Pero sabemos que la inestabilidad anida en cualquier parte. ¿Está en el patente egoísmo de Horacio y su mala aceptación de la vejez? ¿En la incomodidad de tener testigos del inopinado y tardío asalto de la conciencia de su bisexualidad? Nadie es perfecto, escribieron en ocasión parecida Billy Wilder e I. A. L. Diamond… Horacio convierte a su hijo Aarón en su rival, a la vez que este alimenta una progresiva y ofendida intolerancia contra su padre: Horacio no le perdona que haya escrito una novela sobre su madre y sobre su propio domicilio sin citarle, y Aarón (que no soporta que no la haya leído) vive con un novio, Lucas, cuyo vasallaje busca el señor de la casa. Miriam, la más doméstica de los dos hermanos, importa poco, aunque caiga bajo la influencia de un cura, don Ildefonso, y de su hermana Isa, desvío del relato que da pábulo a páginas corrosivas y divertidísimas acerca de la nueva beatería católica, disfrazada de alegría pascual. La inolvidable comida en casa del cura, con tortilla de patatas y más patatas con kétchup, entre ruidosos catecúmenos multirraciales y una chillona teóloga del grupo de los kikos, es absolutamente impagable, aunque no sea novedad para quienes han leído a este creyente en otras páginas acerca de las torvas oficinas de las creencias constituidas. “Lo sacerdotal o el celibato”, escribe Pombo lapidariamente, “como el whisky de malta o los sesos rebozados, son gustos adquiridos”.
Pero Pombo siempre deja que se dibuje la inminencia del abismo por donde todo ha de despeñarse. Si hay un lado oscuro en la evolución del carácter de Horacio, lo hay también en la de Aarón e incluso en la posición de Lucas, su amante, que no es solo un invitado cordial, sino un hombre más inteligente y menos dócil de lo que parecía. Solamente Lola Rivas, la amante, sabe estar a la altura de las circunstancias y abandonar con elegancia la tormenta que amenaza.

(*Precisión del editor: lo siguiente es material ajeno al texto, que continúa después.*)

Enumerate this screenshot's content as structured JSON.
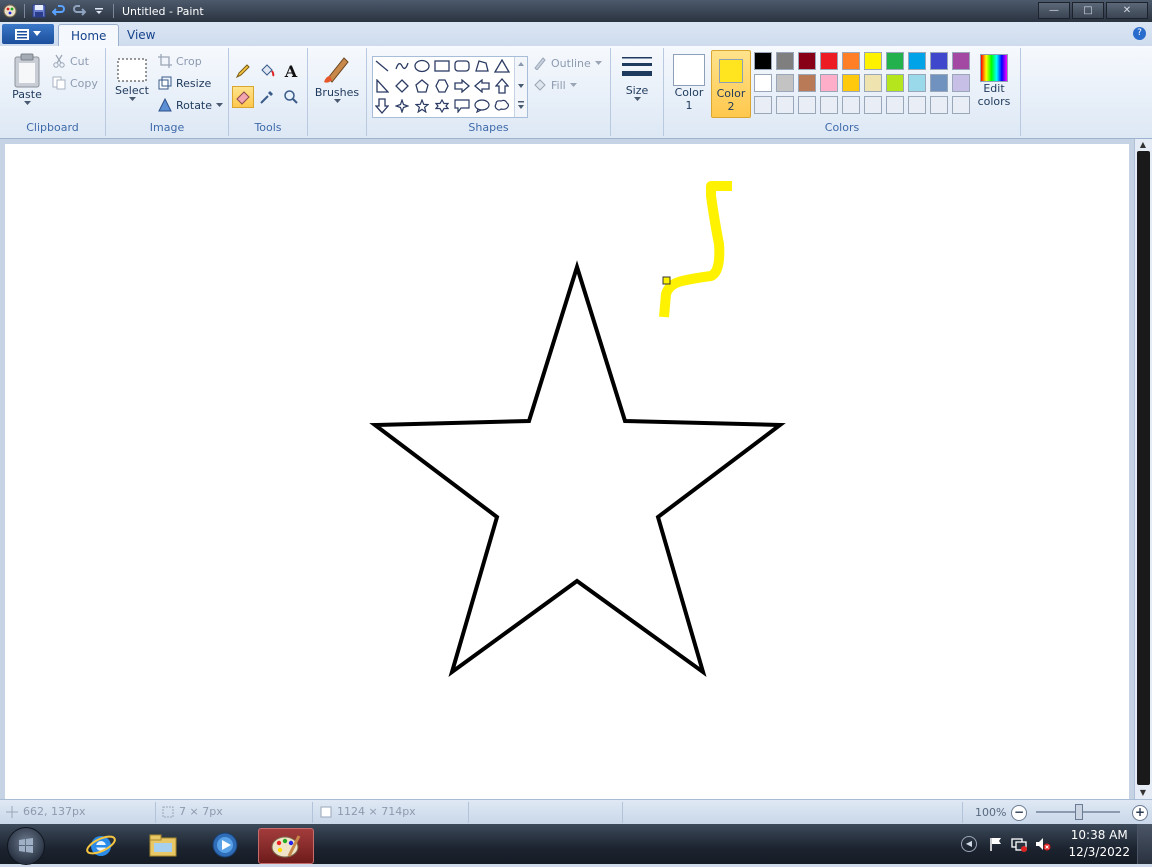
{
  "window": {
    "title": "Untitled - Paint",
    "controls": {
      "minimize": "—",
      "maximize": "□",
      "close": "✕"
    }
  },
  "ribbon_tabs": [
    {
      "label": "Home",
      "active": true
    },
    {
      "label": "View",
      "active": false
    }
  ],
  "clipboard": {
    "paste": "Paste",
    "cut": "Cut",
    "copy": "Copy",
    "group_label": "Clipboard"
  },
  "image": {
    "select": "Select",
    "crop": "Crop",
    "resize": "Resize",
    "rotate": "Rotate",
    "group_label": "Image"
  },
  "tools": {
    "group_label": "Tools"
  },
  "brushes": {
    "label": "Brushes"
  },
  "shapes": {
    "outline": "Outline",
    "fill": "Fill",
    "group_label": "Shapes"
  },
  "size": {
    "label": "Size"
  },
  "colors": {
    "color1_label": "Color\n1",
    "color1_line1": "Color",
    "color1_line2": "1",
    "color2_line1": "Color",
    "color2_line2": "2",
    "color1_value": "#ffffff",
    "color2_value": "#ffe51f",
    "edit_line1": "Edit",
    "edit_line2": "colors",
    "group_label": "Colors",
    "palette_row1": [
      "#000000",
      "#7f7f7f",
      "#880015",
      "#ed1c24",
      "#ff7f27",
      "#fff200",
      "#22b14c",
      "#00a2e8",
      "#3f48cc",
      "#a349a4"
    ],
    "palette_row2": [
      "#ffffff",
      "#c3c3c3",
      "#b97a57",
      "#ffaec9",
      "#ffc90e",
      "#efe4b0",
      "#b5e61d",
      "#99d9ea",
      "#7092be",
      "#c8bfe7"
    ],
    "palette_row3": [
      "#e9eef6",
      "#e9eef6",
      "#e9eef6",
      "#e9eef6",
      "#e9eef6",
      "#e9eef6",
      "#e9eef6",
      "#e9eef6",
      "#e9eef6",
      "#e9eef6"
    ]
  },
  "statusbar": {
    "cursor_pos": "662, 137px",
    "selection_size": "7 × 7px",
    "canvas_size": "1124 × 714px",
    "zoom": "100%"
  },
  "taskbar": {
    "time": "10:38 AM",
    "date": "12/3/2022"
  }
}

Todas las novelas burguesas —es decir, todas las novelas— suponen un conflicto sobre los límites de la propiedad de las cosas y la no menos importante de los afectos. La transformación de Horacio en una suerte de patriarca omnímodo se convierte —quizá muy abruptamente— en el principal síntoma de la catástrofe y lo subraya el poema sobre sí mismo que ha escrito y que lee a su hijo. Pero no debe desvelarse el final, que nadie espera y que es —lo dice Pombo— “ferozmente inverosímil”… Aunque sí vale la pena mencionar el ambiguo sentido de “retrato“ en el título de la novela: se refiere al género del relato, pero también es una alusión anticipada a un retrato pictórico que todos ofrecen a Horacio y que acaba por convertirse en una pugna de principios de autoridad o quizá en el inicio del desentrañamiento de la superchería que todo poder conlleva.
Sobre ese retrato hay algunas disquisiciones pictóricas estupendas, pero sobre todo es la piedra angular donde descansa un final que apaga de un feroz soplo todas las luces de esperanza, transigencia y afecto que Pombo había encendido al inicio de esta novela diserta, subyugadora y desasosegante como pocas.